In a major operation coordinated by Europol and INTERPOL, law enforcement agencies from five countries have successfully disrupted a sophisticated intercontinental criminal network involved in smuggling migrants from Cuba into the European Union. The meticulous investigation led to the arrest of 62 individuals, out of which 25 were identified as Cuban nationals. Operating ruthlessly, this migrant smuggling ring utilized a popular messaging application to advertise their illicit services, targeting vulnerable Cuban clients seeking a better life in Europe. For a hefty fee of approximately EUR 9,000 per person, the criminals promised to organize the entire journey, including transfers and provision of false documentation, for these desperate migrants.
The criminals exploited a specific set of circumstances to execute their operation. They transported migrants from Cuba to Serbia, taking advantage of the lack of visa requirements for entry into Serbia. The migrants were smuggled into Greece and eventually reached their final destination in Spain. The operation was a highly profitable venture for the criminal network, with an estimated 5,000 Cuban nationals successfully smuggled into the EU, resulting in an astonishing profit of approximately EUR 45 million.
The investigation revealed the existence of a complex and adaptable criminal infrastructure spread across multiple cities in Spain, Greece, and Serbia. In an impressive display of international cooperation, police officers from all three countries conducted a synchronized action day in June 2023, resulting in the seizure of numerous criminal assets, including hundreds of forged documents, forgery equipment, 18 pieces of real estate, 33 vehicles, and a staggering 144 bank accounts, along with significant amounts of cash in various currencies.
What made this migrant smuggling route particularly notable was its unusually long and expensive nature. The investigation was triggered in October 2021 when authorities from Serbia, Greece, North Macedonia, and Finland reported a sharp increase in Cuban citizens attempting to enter Europe using falsified documentation. Responding to this alarming trend, Europol, the European Union Agency for Asylum, and Frontex jointly issued a “Joint Intelligence Notification” in January 2023, shedding light on the shifting routes and tactics employed by migrant smugglers due to geopolitical changes, including the Russian war of aggression in Ukraine.

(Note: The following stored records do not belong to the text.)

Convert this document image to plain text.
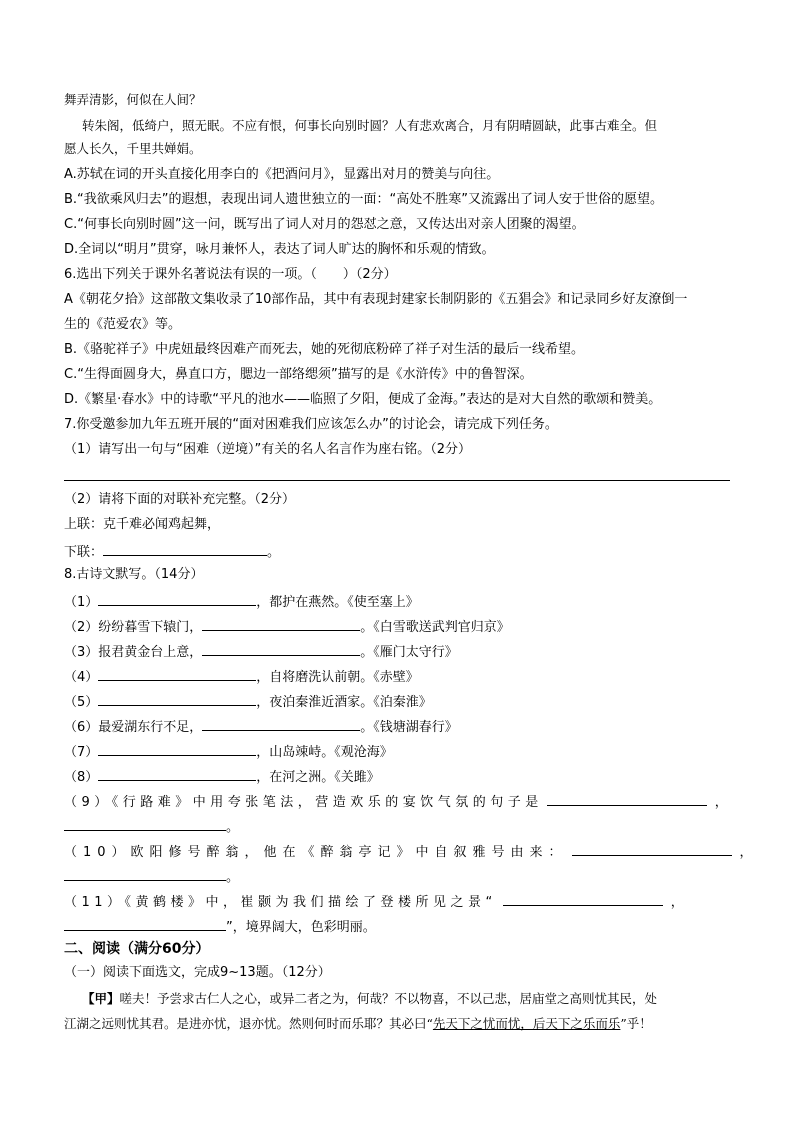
舞弄清影，何似在人间？
转朱阁，低绮户，照无眠。不应有恨，何事长向别时圆？人有悲欢离合，月有阴晴圆缺，此事古难全。但
愿人长久，千里共婵娟。
A.苏轼在词的开头直接化用李白的《把酒问月》，显露出对月的赞美与向往。
B.“我欲乘风归去”的遐想，表现出词人遗世独立的一面：“高处不胜寒”又流露出了词人安于世俗的愿望。
C.“何事长向别时圆”这一问，既写出了词人对月的怨怼之意，又传达出对亲人团聚的渴望。
D.全词以“明月”贯穿，咏月兼怀人，表达了词人旷达的胸怀和乐观的情致。
6.选出下列关于课外名著说法有误的一项。（　　）（2分）
A《朝花夕拾》这部散文集收录了10部作品，其中有表现封建家长制阴影的《五猖会》和记录同乡好友潦倒一
生的《范爱农》等。
B.《骆驼祥子》中虎妞最终因难产而死去，她的死彻底粉碎了祥子对生活的最后一线希望。
C.“生得面圆身大，鼻直口方，腮边一部络缌须”描写的是《水浒传》中的鲁智深。
D.《繁星·春水》中的诗歌“平凡的池水——临照了夕阳，便成了金海。”表达的是对大自然的歌颂和赞美。
7.你受邀参加九年五班开展的“面对困难我们应该怎么办”的讨论会，请完成下列任务。
（1）请写出一句与“困难（逆境）”有关的名人名言作为座右铭。（2分）
（2）请将下面的对联补充完整。（2分）
上联：克千难必闻鸡起舞，
下联：	。
8.古诗文默写。（14分）
（1）	，都护在燕然。《使至塞上》
（2）纷纷暮雪下辕门，	。《白雪歌送武判官归京》
（3）报君黄金台上意，	。《雁门太守行》
（4）	，自将磨洗认前朝。《赤壁》
（5）	，夜泊秦淮近酒家。《泊秦淮》
（6）最爱湖东行不足，	。《钱塘湖春行》
（7）	，山岛竦峙。《观沧海》
（8）	，在河之洲。《关雎》
（9）《行路难》中用夸张笔法，营造欢乐的宴饮气氛的句子是	，
。
（10）欧阳修号醉翁，他在《醉翁亭记》中自叙雅号由来：	，
。
（11）《黄鹤楼》中，崔颢为我们描绘了登楼所见之景“	，
”，境界阔大，色彩明丽。
二、阅读（满分60分）
（一）阅读下面选文，完成9~13题。（12分）
【甲】嗟夫！予尝求古仁人之心，或异二者之为，何哉？不以物喜，不以己悲，居庙堂之高则忧其民，处
江湖之远则忧其君。是进亦忧，退亦忧。然则何时而乐耶？其必曰“先天下之忧而忧，后天下之乐而乐”乎！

Before the Ukrainian conflict, Cuban nationals typically flew commercially to Russia, where smugglers would offer them options to enter EU territory illegally through the Finnish-Russian border or fly to Serbia for further transportation into Central or Southern Europe via the Western Balkan region. However, the route was modified with the onset of the war in Ukraine. Cuban nationals were now flown to Serbia via Frankfurt Airport in Germany. Once in Serbia, criminal network members facilitated their irregular entry into North Macedonia and Greece through various routes, often subjecting large groups of migrants to treacherous journeys on foot, without adequate supplies and under cover of darkness. The most vulnerable migrants, including minors and women, became targets for scams, robberies, and even sexual exploitation, further exposing the ruthlessness of the criminal syndicate.
Upon arrival in Greece, the smuggled migrants either applied for asylum or continued their journey to other EU countries with the assistance of the criminals. This involved using forged documents or the “lookalike method,” where genuine travel documents were stolen and distributed to migrants closely resembling the original passport holders.
Europol played a crucial role in the successful operation, organizing multiple operational meetings and facilitating seamless cooperation, coordination, and exchange of personnel among its partner countries. During the action day, three Europol analysts and specialists were deployed on-site in Spain, Greece, and Serbia, providing valuable support with intelligence analysis and cross-match reports. Additionally, a team of Europol investigators based at its Headquarters in The Hague offered vital coordination and guidance to the deployed personnel.
With participating authorities from Germany, Greece, North Macedonia, Spain, and Serbia, the successful bust underscores the significance of global partnerships in maintaining the security and integrity of Europe’s borders. Europol’s commitment to coordinating and supporting such complex operations further solidifies its role as a crucial player in the fight against organized crime, human trafficking, and migrant smuggling.